Chinese markets have been dropping sharply for the last month, with the Shanghai composite index down by a third over the last three weeks and dropping 5.9% today. In the States, analysts argue that Chinese stocks are still expensive, and point out that the surge preceding the recent bust was so large that more than 80 percent of long-focused ETFs focusing on China are still in the black for the year.
“I think some institutional investors believe that we are now at a good entry point, given the size of the correction and the fact the government are clearly going to do what they can to put a floor under it,” EPFR research director Cameron Brandt said. “Flows from retail investors are slightly negative, and have been for months. But institutions that pulled money out began to move back in last week—a step that may or may not survive the latest selloff.”
The Chinese government has rolled out an array of weapons to prop up shares in recent days. Securities regulators have warned that the selloff is irrational, the nation’s central bank has made clear that it will provide liquidity to prop up markets and prevent systemic risks, and government agencies have taken a number of steps to prop up shares of battered small-capitalization stocks, in particular. At the same time, insurance regulators have loosened rules to allow insurers to buy more blue-chip shares.
But the rout continues, with as many as half of publicly held Chinese companies’ shares not trading actively. The Shanghai index is down 5.9 percent Wednesday, while the Hang Seng Index in Hong Kong is down 5.8 percent today and 14 percent in the last month.
Of the top 41 China-focused ETFs, only seven funds that bet on company shares to rise are in the red for the year, according to ETF Database, based in Chicago. One China small cap ETF, the db X trackers Harvest CSI 500 China-A Shares Small CAp Fund, is still up 14 percent for the year. The CSI China Internet ETF is still up 7.7 percent since Jan. 1, while funds that short Chinese shares are down as much as 24 percent for the year notwithstanding a recent surge.
“Even after the recent sharp correction of Chinese equities, the Shanghai Composite is still up 16 percent year-to-date, and its median [enterprise value]/[earnings before interest, taxes, depreciation and amortization] is still at a whopping 27 times, double the average of the rest of the world,” Bank of America Merrill Lynch analysts led by foreign-exchange strategist David Woo wrote July 6.

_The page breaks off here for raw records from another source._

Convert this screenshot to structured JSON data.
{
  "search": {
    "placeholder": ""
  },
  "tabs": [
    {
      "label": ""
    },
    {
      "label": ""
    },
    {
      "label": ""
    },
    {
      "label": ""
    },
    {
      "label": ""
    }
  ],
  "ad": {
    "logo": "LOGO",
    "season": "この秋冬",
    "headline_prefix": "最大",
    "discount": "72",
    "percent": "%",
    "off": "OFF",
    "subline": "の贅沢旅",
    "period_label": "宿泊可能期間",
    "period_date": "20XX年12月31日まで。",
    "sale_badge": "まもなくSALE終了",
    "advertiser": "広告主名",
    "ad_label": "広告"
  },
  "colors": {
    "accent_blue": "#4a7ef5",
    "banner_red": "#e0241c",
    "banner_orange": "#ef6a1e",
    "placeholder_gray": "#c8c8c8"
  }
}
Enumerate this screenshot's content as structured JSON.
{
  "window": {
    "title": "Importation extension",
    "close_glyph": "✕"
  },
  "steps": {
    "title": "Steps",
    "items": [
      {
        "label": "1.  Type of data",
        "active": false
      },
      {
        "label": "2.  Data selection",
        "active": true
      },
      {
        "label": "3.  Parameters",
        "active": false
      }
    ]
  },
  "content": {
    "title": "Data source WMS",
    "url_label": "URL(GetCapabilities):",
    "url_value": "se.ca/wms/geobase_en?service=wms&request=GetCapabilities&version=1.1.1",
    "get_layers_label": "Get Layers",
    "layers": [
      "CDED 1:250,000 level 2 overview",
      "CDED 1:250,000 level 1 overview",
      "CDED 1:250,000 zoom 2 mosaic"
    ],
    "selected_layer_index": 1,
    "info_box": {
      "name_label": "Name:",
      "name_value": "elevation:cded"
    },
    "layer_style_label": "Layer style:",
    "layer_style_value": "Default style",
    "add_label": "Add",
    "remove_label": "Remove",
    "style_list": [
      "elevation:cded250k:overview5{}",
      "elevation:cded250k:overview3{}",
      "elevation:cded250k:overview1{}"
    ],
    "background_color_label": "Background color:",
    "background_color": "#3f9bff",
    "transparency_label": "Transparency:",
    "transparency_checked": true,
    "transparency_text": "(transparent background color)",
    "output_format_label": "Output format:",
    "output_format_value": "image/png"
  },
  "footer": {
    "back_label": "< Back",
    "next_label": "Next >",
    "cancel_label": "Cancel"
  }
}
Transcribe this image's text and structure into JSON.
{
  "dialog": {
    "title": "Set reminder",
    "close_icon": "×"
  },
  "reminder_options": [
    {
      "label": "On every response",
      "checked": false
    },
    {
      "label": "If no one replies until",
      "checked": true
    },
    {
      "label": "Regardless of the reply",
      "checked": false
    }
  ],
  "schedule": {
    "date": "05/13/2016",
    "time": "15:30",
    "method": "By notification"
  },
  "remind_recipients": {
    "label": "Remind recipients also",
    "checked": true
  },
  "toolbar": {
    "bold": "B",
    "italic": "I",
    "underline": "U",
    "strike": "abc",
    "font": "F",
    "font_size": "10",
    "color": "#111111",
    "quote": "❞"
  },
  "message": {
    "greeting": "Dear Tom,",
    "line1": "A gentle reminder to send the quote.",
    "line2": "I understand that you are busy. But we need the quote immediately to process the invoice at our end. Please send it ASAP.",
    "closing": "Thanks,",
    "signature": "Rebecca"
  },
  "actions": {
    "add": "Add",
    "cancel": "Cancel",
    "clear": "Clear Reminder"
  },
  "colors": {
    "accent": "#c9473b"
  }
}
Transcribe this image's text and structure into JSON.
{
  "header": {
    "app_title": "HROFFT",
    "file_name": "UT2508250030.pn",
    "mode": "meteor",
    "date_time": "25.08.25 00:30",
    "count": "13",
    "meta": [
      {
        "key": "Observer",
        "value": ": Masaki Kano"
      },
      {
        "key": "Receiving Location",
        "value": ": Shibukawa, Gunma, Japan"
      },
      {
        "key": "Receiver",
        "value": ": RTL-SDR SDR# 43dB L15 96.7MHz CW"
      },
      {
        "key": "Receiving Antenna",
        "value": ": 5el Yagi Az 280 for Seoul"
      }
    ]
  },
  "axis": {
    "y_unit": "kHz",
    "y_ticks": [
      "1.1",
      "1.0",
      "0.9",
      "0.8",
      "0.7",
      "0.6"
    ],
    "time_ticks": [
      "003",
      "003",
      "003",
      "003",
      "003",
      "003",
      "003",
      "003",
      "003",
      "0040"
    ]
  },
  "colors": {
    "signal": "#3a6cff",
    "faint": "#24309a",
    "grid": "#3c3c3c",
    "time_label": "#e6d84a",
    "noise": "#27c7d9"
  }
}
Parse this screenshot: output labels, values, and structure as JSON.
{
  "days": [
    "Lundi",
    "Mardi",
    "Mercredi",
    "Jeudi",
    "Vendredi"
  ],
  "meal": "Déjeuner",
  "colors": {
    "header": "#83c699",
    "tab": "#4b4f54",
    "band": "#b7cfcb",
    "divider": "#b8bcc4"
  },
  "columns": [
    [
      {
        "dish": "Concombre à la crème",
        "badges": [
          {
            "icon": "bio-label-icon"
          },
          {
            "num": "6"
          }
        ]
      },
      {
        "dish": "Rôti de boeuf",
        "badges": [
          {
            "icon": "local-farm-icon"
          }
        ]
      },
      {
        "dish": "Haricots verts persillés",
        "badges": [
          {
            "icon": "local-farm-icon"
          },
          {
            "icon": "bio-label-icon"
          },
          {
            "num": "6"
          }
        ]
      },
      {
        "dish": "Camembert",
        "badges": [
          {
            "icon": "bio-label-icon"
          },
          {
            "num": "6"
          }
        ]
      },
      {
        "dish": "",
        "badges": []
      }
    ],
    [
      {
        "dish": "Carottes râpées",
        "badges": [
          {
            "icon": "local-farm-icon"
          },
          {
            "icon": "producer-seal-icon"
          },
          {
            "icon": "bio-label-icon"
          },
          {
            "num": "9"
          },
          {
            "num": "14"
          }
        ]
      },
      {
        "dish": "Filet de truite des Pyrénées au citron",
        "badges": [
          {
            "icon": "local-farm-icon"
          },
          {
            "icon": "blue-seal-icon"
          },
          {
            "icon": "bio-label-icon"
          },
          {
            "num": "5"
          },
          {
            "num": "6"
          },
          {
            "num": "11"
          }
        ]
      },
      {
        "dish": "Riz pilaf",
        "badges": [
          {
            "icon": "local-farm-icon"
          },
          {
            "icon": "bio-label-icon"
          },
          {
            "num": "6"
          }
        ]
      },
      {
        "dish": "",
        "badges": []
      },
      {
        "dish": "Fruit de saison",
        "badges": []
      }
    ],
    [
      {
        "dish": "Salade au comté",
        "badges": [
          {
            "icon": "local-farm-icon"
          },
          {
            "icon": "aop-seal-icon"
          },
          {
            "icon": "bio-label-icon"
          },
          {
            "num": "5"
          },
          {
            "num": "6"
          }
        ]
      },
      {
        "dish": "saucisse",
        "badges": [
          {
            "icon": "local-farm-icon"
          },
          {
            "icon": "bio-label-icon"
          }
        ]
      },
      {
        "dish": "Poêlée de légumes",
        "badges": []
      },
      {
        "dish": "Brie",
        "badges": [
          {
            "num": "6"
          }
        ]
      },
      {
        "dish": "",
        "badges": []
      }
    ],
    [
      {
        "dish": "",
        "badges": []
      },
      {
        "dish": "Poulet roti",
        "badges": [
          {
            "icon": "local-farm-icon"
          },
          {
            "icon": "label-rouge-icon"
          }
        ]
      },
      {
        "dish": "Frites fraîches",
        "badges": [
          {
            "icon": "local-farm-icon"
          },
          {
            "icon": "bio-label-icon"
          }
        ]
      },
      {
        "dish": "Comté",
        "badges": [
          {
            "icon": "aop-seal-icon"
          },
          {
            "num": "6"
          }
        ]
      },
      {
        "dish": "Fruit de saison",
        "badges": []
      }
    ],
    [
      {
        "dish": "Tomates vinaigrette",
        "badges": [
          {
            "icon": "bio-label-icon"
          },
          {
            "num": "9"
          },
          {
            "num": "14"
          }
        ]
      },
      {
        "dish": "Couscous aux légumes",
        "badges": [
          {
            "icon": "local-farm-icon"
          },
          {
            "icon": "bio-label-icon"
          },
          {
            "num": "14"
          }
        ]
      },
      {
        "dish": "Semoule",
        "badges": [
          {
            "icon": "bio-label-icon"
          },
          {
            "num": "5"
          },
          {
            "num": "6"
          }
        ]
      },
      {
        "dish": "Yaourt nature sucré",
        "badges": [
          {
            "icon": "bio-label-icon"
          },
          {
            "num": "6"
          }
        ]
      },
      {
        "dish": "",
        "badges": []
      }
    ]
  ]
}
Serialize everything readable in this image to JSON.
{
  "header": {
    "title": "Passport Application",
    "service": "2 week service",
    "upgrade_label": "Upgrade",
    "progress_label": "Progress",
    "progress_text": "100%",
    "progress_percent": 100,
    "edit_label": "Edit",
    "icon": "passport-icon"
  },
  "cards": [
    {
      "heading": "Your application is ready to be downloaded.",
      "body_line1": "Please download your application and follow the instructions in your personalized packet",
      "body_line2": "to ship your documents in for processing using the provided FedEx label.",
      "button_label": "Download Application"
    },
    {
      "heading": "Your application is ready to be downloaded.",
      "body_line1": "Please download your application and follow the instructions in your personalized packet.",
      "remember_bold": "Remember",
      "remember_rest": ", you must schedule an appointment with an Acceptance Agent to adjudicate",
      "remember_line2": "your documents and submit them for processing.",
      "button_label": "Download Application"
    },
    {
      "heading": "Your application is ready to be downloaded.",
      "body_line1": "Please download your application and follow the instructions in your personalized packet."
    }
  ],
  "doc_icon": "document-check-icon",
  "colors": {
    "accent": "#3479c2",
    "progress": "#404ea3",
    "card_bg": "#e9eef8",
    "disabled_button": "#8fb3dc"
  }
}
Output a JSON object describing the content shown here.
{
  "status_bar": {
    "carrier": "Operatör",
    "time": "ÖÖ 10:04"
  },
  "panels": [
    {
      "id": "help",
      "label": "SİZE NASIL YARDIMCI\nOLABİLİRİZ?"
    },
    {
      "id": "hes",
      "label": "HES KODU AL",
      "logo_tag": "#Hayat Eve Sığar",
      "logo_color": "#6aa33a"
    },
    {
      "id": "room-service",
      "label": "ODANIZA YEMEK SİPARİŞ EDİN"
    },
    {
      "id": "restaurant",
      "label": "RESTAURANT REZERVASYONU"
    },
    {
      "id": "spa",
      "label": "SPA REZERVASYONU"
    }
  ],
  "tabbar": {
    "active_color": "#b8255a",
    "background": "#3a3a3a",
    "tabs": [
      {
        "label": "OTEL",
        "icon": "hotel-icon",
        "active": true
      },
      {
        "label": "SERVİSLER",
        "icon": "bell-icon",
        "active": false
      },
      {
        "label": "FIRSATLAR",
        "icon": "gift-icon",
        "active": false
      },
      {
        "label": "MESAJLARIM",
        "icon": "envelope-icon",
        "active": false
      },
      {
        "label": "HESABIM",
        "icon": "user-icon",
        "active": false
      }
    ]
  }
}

Merrill’s year-end target for the Shanghai composite index is 3,600, slightly above today’s level of 3,507.19, Woo wrote.
For small investors thinking about looking for the bottom of China’s market, Morningstar has direct advice: Don’t.
“Small investors should do nothing; and I don’t want to be glib,” Morningstar senior fund analyst Bill Rocco said. “We’re not big believers in small investors slicing and dicing their asset exposure.”
Instead, investors thinking about China should focus on more general international funds and emerging markets funds, which are likely to include a lot of Chinese equities, Rocco said. But these funds are also free to pass on mediocre Chinese companies in favor of businesses elsewhere in the region that have better prospects or are less overvalued, he said.
Morningstar’s top emerging-markets fund picks include American Funds New World (NEWFX), Harding Loevner Emerging Markets (HLEMX-O) and Vanguard’s Emerging Markets (VEIEX). Warier investors may pick the IShares MSCI Emerging Markets Minimum Volatility fund (EEMV), which blends the lowest fees in the group with low volatility.
Morningstar cautions, however, that low volatility doesn’t mean low risk, since the fund remains heavily exposed to China. The fund is down less than 1 percent for the year through yesterday, with only one of its top 10 holdings being in a mainland China-based company.
The Chinese government interferes so much in mainland markets like Shanghai and Shenzhen that they are not fully rational, Morningstar senior analyst Patricia Oey said. She speculated that some of the recent inflows may actually be bound for markets like Hong Kong that are less-volatile ways to bet on China’s long-term growth.
“Think about how much China exposure you already have,” Rocco said. “Most people are better off getting their China exposure—and they’ll get plenty—through an emerging markets fund.”